Roll into a thin big circle of around 12 cm diameter.
Heat a flat pan and place the prepared circle over it.
Flip it and cook it till light spots appear on both the sides.
Remove in a plate and similarly make other tortillas.
The tortillas are ready. Cover them with a cloth and use them when making the quesadilla.
Kidney Bean Filling
Cook Kidney beans with salt and drain them.
Mash the kidney beans with the help of potato masher.
Add finely chopped green capsicum, red capsicum, onions, black pepper powder, red chili powder, roasted cumin powder and salt.
Mix well.
Add the chopped coriander.
Mix them all. The Kidney bean filling is ready. Keep it aside.
Salsa
In a bowl add finely chopped red capsicum, green capsicum, onion and deseeded and chopped tomato and coriander.
Add all the seasonings- roasted cumin powder, red chili powder, black pepper powder, salt, lemon juice, mixture of red chili sauce and tomato ketchup. (If you have tobassco sauce add few drops of it).
Mix them well. The salsa is ready. Keep it aside.
Guacamole
Cut the ripe avocado into two halves. Remove the seed. Remove the flesh of avocado.
Mash avocado flesh with a fork or potato masher. Add black pepper powder, roasted cumin powder, salt and lemon juice. Mix it well. The guacamole is ready to serve.
Assembling, making and serving quesadilla
Put together the prepared kidney bean filling, salsa, guacamole, tortilla and sour cream at one place.
Take two tortillas. Place the half cooked sides outside.
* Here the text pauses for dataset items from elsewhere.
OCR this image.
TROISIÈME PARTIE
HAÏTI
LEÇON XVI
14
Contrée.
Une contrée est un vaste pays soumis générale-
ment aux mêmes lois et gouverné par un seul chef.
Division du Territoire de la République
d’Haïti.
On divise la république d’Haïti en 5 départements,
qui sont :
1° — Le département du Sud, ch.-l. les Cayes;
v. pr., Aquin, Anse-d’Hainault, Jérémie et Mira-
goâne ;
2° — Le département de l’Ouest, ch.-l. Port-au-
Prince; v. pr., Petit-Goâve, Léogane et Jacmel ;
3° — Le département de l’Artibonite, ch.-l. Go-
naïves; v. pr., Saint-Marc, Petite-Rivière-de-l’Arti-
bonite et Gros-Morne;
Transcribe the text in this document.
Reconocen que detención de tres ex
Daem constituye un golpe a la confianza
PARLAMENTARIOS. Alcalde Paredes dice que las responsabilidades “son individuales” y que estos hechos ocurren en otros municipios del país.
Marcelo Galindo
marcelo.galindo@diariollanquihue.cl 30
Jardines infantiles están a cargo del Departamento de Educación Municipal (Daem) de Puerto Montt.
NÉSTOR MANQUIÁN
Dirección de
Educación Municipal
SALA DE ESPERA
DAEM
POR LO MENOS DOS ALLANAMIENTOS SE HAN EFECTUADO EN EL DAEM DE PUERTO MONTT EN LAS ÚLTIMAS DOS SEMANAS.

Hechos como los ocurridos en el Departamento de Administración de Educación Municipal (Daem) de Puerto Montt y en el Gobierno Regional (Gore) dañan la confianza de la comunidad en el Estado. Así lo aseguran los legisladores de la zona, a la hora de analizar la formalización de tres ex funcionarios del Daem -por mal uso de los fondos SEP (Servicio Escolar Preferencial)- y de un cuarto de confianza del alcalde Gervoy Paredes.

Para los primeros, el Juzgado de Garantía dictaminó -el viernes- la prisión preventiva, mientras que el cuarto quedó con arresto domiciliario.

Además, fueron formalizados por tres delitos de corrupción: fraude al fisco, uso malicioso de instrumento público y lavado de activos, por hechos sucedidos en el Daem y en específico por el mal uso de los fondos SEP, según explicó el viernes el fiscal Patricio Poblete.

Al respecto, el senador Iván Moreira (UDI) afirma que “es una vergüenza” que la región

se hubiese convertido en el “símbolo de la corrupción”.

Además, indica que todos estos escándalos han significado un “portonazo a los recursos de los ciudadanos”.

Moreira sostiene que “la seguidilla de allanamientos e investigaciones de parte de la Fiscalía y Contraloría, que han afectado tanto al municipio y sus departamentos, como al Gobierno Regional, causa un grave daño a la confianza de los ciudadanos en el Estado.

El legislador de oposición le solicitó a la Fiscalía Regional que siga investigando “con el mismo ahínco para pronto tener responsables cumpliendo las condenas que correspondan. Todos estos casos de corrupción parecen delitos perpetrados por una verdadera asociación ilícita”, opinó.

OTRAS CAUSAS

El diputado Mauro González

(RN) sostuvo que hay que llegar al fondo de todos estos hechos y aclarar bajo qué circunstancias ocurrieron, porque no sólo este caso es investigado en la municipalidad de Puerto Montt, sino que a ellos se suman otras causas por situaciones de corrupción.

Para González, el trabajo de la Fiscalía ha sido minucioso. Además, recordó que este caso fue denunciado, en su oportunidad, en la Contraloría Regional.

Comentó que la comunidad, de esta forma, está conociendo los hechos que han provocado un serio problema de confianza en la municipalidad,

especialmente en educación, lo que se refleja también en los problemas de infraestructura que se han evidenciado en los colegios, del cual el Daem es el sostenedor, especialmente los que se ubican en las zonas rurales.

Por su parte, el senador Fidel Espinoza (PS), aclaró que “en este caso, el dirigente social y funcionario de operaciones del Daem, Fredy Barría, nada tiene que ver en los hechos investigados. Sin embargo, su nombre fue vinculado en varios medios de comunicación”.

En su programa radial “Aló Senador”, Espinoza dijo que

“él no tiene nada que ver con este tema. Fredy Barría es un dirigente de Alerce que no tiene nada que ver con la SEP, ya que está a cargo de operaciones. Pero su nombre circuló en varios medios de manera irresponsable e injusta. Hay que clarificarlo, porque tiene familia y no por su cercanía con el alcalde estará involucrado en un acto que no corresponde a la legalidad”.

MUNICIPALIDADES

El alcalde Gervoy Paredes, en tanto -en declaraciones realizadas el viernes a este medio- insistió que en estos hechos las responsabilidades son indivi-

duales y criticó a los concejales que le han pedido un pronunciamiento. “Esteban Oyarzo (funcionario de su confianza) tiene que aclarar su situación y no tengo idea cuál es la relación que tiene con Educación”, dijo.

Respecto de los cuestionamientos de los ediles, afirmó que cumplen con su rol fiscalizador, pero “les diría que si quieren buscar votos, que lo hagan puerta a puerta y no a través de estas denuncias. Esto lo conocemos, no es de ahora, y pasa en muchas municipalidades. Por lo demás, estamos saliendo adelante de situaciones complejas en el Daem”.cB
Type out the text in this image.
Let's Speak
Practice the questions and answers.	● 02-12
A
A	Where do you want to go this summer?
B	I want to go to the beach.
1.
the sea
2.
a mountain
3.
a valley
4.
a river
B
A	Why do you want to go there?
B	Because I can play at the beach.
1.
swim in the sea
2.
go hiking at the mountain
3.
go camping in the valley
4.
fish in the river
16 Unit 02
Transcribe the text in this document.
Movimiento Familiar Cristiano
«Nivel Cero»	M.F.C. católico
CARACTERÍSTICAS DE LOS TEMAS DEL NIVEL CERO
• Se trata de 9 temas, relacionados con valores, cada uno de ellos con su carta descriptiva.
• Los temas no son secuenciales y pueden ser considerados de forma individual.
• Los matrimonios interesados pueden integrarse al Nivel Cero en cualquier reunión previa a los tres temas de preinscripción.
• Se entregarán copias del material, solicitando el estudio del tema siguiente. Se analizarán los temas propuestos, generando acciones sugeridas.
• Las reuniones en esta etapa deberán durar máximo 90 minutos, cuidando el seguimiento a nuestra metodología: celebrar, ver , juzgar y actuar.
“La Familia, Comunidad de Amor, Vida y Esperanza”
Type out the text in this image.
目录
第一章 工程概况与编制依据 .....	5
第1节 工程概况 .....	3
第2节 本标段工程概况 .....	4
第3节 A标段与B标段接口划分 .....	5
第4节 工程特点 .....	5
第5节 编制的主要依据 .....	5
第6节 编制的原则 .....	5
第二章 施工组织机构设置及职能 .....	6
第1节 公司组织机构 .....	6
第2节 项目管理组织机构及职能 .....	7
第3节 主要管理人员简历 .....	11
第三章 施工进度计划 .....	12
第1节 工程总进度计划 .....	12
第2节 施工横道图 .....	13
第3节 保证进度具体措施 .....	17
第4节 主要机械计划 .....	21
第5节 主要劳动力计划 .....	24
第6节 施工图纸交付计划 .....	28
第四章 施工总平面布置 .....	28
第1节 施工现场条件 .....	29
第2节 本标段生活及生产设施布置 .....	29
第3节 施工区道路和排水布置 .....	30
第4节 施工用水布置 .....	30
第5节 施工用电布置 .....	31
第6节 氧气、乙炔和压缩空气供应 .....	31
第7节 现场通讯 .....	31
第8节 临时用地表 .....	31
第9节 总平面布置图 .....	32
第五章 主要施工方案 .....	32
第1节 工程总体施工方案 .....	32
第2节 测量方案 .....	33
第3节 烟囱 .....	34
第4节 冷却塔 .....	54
Place two tbsp of kidney bean filling on it and spread it evenly.
Sprinkle 2-3 tbsp of shredded mozzarella cheese.
Cover with the other tortilla. Place the cooked side inside and the half cooked side outside.
Place the prepare quesadilla on the heated pan and on both sides flipping in between.
Roast them with 1 tsp of oil of each side till golden brown and crisp.
Remove from heat and cut into four parts. Similarly prepare the other quesadilla.
Serve them hot with guacamole, sour cream and salsa.